Jo, war ein Versehen, hatte es aber noch selbst bemerkt und korrigiert.


----------



## Sibylle (28. Okt 2010)

Vielen Dank für die Hilfen.

So läuft es jetzt:

char chartest;

chartest = jTextFieldeingabe.getText().trim().charAt(0);

jTextFieldausgabe.setText(String.valueOf(chartest));

Dazu noch 2 Fragen:

A. Wozu benötigt man das trim()?
B. Weshalb muss im setText- das String.valueOf sein?

Gruß

Sibylle


----------



## eRaaaa (28. Okt 2010)

Sibylle hat gesagt.:


> A. Wozu benötigt man das trim()?


lies selbst: trim()


> B. Weshalb muss im setText- das String.valueOf sein?


Weil setText ein String erwartet und kein char.
Kann man in dem Textfeld nur einen Buchstaben eingeben?
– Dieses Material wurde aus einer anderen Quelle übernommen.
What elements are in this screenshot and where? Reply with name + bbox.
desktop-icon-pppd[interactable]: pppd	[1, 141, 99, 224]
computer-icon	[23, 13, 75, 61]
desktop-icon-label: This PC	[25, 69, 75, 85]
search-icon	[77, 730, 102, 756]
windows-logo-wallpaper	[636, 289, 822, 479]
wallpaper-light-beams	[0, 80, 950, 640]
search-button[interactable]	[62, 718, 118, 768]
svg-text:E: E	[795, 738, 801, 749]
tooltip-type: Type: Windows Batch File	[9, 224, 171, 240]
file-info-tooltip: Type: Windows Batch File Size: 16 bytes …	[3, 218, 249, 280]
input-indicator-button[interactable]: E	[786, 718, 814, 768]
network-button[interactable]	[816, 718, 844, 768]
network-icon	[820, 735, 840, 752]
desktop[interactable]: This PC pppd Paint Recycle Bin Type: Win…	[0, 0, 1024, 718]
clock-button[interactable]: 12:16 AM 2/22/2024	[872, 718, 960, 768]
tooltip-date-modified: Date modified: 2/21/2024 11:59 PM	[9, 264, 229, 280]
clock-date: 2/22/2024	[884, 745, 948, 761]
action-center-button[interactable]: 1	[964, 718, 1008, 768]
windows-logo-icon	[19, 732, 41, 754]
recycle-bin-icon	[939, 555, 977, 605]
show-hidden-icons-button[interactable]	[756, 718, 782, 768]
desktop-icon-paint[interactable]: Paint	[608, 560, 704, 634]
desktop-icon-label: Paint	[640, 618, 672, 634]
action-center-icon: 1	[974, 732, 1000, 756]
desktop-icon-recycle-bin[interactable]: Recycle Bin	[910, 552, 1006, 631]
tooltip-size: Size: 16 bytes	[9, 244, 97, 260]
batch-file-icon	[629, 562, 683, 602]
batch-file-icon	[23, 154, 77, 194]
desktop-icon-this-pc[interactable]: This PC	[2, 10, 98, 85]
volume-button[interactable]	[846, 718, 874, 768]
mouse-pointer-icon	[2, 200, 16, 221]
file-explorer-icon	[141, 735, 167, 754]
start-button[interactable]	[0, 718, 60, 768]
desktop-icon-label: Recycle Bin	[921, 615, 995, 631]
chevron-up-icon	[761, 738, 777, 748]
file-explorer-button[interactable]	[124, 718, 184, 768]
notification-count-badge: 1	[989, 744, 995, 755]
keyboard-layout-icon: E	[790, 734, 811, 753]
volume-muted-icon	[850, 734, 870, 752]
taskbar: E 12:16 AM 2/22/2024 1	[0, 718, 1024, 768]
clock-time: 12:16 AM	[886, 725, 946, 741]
Dann verstehe ich den Sinn nicht das zu einem char und wieder zu einem String zu machen...


----------



## Sibylle (28. Okt 2010)

Hallo eRaaaa,

der Sinn von trim ist verstanden.
Bei meinem Beispiel ging es nur darum mit den Datentypen String und char klar zu kommen.

An alle meinen besten Dank für die Hilfen.

Ich wünsche allen einen schönen Abend.

Gruß

Sibylle


----------